Des flashs illuminent brutalement la scène et les rayons ricochent sur l’acier de singuliers engins. À la tête du groupe, un musicien souffle dans d’extravagants bocaux prolongés par un imposant cor anguleux. Zakaria Benkadour martèle un mini piano, Donatien Tomandini joue du piano midi et Lionel Van Marsenille cogne les cymbales hexagonales de sa batterie cubique. Sur le podium se déhanche Lionel Leblanc avec ses chaussures vernies chromées. En retrait, éclairé par le halo d’un écran d’ordinateur, Rémi Tamburini mixe. Le groupe des musiciens du Créahmbxl et PAA ont activé le ProtoSoundProject. Ensemble, ils nous immergent dans divers états vibratoires.
La performance
Tel un stroboscope, l'Hypnotik Light Board éblouit le public. Comme son titre l’explicite, cette sculpture lumineuse vise à provoquer un état de conscience modifiée. De même que les nombreux effets de distorsion des sons participent à la confusion auditive. Le groupe nous plonge tantôt dans des abysses aquatiques tantôt dans des profondeurs telluriques. Cliquetis, tintements, sirènes et autres timbres métalliques fusent du Pianini, de l’Iron Drum, de la Prothèse d’Amplification et des Desks. Les Tap Shoes du danseur raclent et claquent sur le Hard Dance Stage. L’énergie percussive règne. Parfois, un solo de saxophone ou de piano temporise la sarabande expérimentale par un interlude mélodieux (une séquence jazzy ou funky).
Origine du projet
Rémi Tamburini, concepteur-plasticien de sculpture monumentale, propose aux animateurs-musiciens successifs d’inventer des objets sonores spécifiquement pour les membres de leurs groupes. Depuis vingt ans, Willly Gouders, saxophoniste chevronné, puis Antoine Loyer et Anatole Damien sont à l’écoute des sensibilités du Créahmbxl. Leurs ateliers accompagnent et produisent une pléthore de projets influencés par le répertoire jazz, la chanson française ou le pop-rock. Pour le ProtoSoundProject, il ne s’agit plus pour les musiciens de jouer avec des instruments classiques mais d’explorer l’art sonore avec des « sculptures à performer ».

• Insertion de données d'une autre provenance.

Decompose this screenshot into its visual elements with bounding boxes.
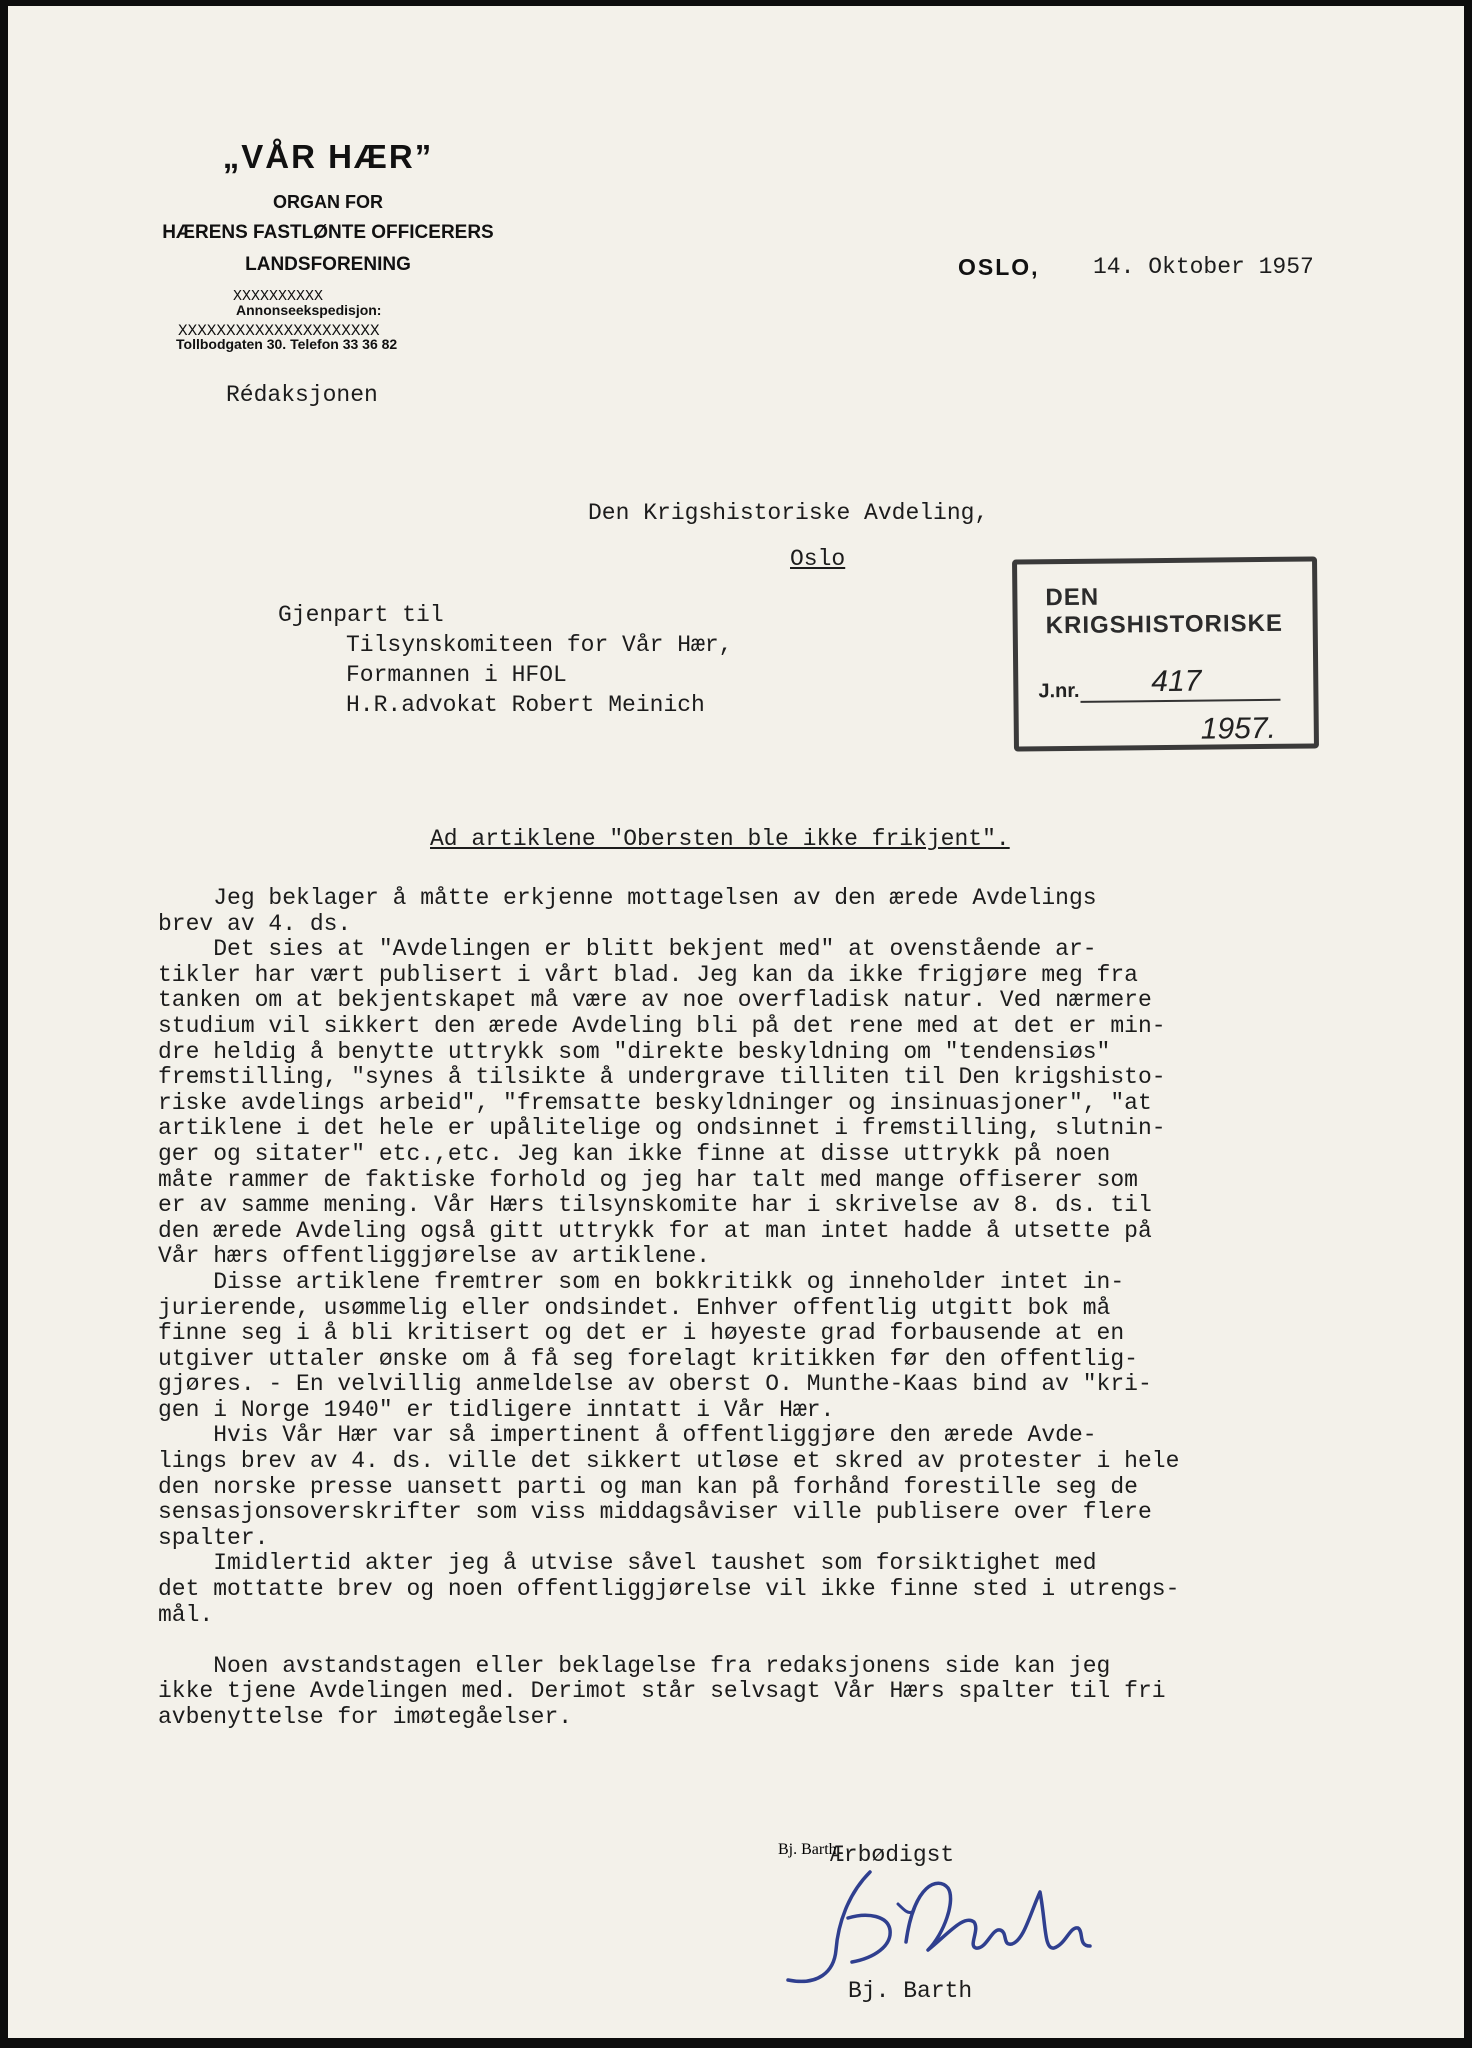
body-line: finne seg i å bli kritisert og det er i høyeste grad forbausende at en xyxy=(158,1320,1125,1347)
body-line: lings brev av 4. ds. ville det sikkert utløse et skred av protester i hele xyxy=(158,1448,1180,1475)
signer-name: Bj. Barth xyxy=(848,1978,973,2004)
letter-subject: Ad artiklene "Obersten ble ikke frikjent". xyxy=(430,826,1010,852)
body-line: jurierende, usømmelig eller ondsindet. Enhver offentlig utgitt bok må xyxy=(158,1294,1111,1321)
body-line: spalter. xyxy=(158,1524,269,1551)
signature-stroke xyxy=(906,1883,1090,1950)
letterhead-line-3: LANDSFORENING xyxy=(245,254,411,275)
body-line: studium vil sikkert den ærede Avdeling bli på det rene med at det er min- xyxy=(158,1012,1166,1039)
stamp-rule xyxy=(1080,699,1280,703)
body-line: sensasjonsoverskrifter som viss middagsåviser ville publisere over flere xyxy=(158,1499,1152,1526)
body-line: Det sies at "Avdelingen er blitt bekjent med" at ovenstående ar- xyxy=(158,936,1097,963)
advertising-office-label: Annonseekspedisjon: xyxy=(236,302,382,318)
sender-department: Rédaksjonen xyxy=(226,382,378,408)
body-line: måte rammer de faktiske forhold og jeg har talt med mange offiserer som xyxy=(158,1166,1138,1193)
signature-text: Bj. Barth xyxy=(778,1841,837,1858)
copy-recipient: H.R.advokat Robert Meinich xyxy=(346,692,705,718)
body-line: brev av 4. ds. xyxy=(158,910,352,937)
copy-recipient: Formannen i HFOL xyxy=(346,662,567,688)
body-line: gjøres. - En velvillig anmeldelse av oberst O. Munthe-Kaas bind av "kri- xyxy=(158,1371,1152,1398)
letterhead-line-1: ORGAN FOR xyxy=(273,192,383,212)
letterhead-line-2: HÆRENS FASTLØNTE OFFICERERS xyxy=(162,222,494,243)
body-line: ger og sitater" etc.,etc. Jeg kan ikke finne at disse uttrykk på noen xyxy=(158,1140,1111,1167)
body-line: fremstilling, "synes å tilsikte å undergrave tilliten til Den krigshisto- xyxy=(158,1064,1166,1091)
stamp-year: 1957. xyxy=(1200,711,1277,746)
handwritten-signature xyxy=(778,1841,1098,1994)
body-line: Imidlertid akter jeg å utvise såvel taushet som forsiktighet med xyxy=(158,1550,1097,1577)
body-line: Noen avstandstagen eller beklagelse fra redaksjonens side kan jeg xyxy=(158,1652,1111,1679)
signature-stroke xyxy=(788,1872,890,1981)
body-line: avbenyttelse for imøtegåelser. xyxy=(158,1704,573,1730)
body-line: Disse artiklene fremtrer som en bokkritikk og inneholder intet in- xyxy=(158,1268,1125,1295)
struck-out-text-1: XXXXXXXXXX xyxy=(233,288,324,305)
stamp-journal-label: J.nr. xyxy=(1038,679,1080,703)
body-line: Jeg beklager å måtte erkjenne mottagelsen av den ærede Avdelings xyxy=(158,885,1097,911)
body-line: Vår hærs offentliggjørelse av artiklene. xyxy=(158,1243,711,1270)
copies-label: Gjenpart til xyxy=(278,602,444,628)
letter-page xyxy=(8,6,1464,2038)
body-line: er av samme mening. Vår Hærs tilsynskomite har i skrivelse av 8. ds. til xyxy=(158,1192,1152,1219)
letter-body xyxy=(158,886,1428,1731)
body-line: mål. xyxy=(158,1601,214,1628)
closing-salutation: Ærbødigst xyxy=(830,1842,955,1868)
body-line: riske avdelings arbeid", "fremsatte beskyldninger og insinuasjoner", "at xyxy=(158,1089,1152,1116)
body-line: ikke tjene Avdelingen med. Derimot står selvsagt Vår Hærs spalter til fri xyxy=(158,1678,1166,1705)
struck-out-text-2: XXXXXXXXXXXXXXXXXXXXX xyxy=(178,322,380,340)
body-line: tanken om at bekjentskapet må være av noe overfladisk natur. Ved nærmere xyxy=(158,987,1152,1014)
recipient-city: Oslo xyxy=(790,546,846,572)
city-label: OSLO, xyxy=(958,254,1040,280)
body-line: gen i Norge 1940" er tidligere inntatt i Vår Hær. xyxy=(158,1396,835,1423)
letter-date: 14. Oktober 1957 xyxy=(1093,254,1314,280)
stamp-header: DEN KRIGSHISTORISKE xyxy=(1045,583,1284,640)
body-line: den ærede Avdeling også gitt uttrykk for at man intet hadde å utsette på xyxy=(158,1217,1152,1244)
body-line xyxy=(158,1628,1428,1654)
letterhead-address: Tollbodgaten 30. Telefon 33 36 82 xyxy=(176,336,398,352)
archive-stamp xyxy=(1012,556,1319,751)
body-line: utgiver uttaler ønske om å få seg forelagt kritikken før den offentlig- xyxy=(158,1345,1138,1372)
body-line: den norske presse uansett parti og man kan på forhånd forestille seg de xyxy=(158,1473,1138,1500)
letterhead-title: „VÅR HÆR” xyxy=(222,138,434,175)
recipient-name: Den Krigshistoriske Avdeling, xyxy=(588,500,989,526)
stamp-journal-number: 417 xyxy=(1151,664,1202,699)
body-line: Hvis Vår Hær var så impertinent å offentliggjøre den ærede Avde- xyxy=(158,1422,1097,1449)
body-line: dre heldig å benytte uttrykk som "direkte beskyldning om "tendensiøs" xyxy=(158,1038,1111,1065)
body-line: det mottatte brev og noen offentliggjørelse vil ikke finne sted i utrengs- xyxy=(158,1576,1180,1603)
body-line: tikler har vært publisert i vårt blad. Jeg kan da ikke frigjøre meg fra xyxy=(158,961,1138,988)
signature-stroke xyxy=(898,1904,912,1913)
copy-recipient: Tilsynskomiteen for Vår Hær, xyxy=(346,632,733,658)
body-line: artiklene i det hele er upålitelige og ondsinnet i fremstilling, slutnin- xyxy=(158,1115,1166,1142)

Conception des instruments
Dès ses premières créations, Rémi Tamburini considère le son et la lumière comme des matériaux à sculpter.
L’installation performative initiale était moins complexe. Rémi Tamburini la destinait aux lieux d’art contemporain. Un danseur – de préférence Lionel Leblanc – déclenchait la sculpture interactive Hard Dance Stage. Équipée d’un rétroéclairage, son intensité lumineuse variait selon la cadence des pas. En quête de défis techniques, le concepteur mélomane imagine aujourd'hui un autre projet, celui de concevoir une lutherie électro-acoustique, dont le premier élément, une cithare amplifiée, est déjà présente sur scène.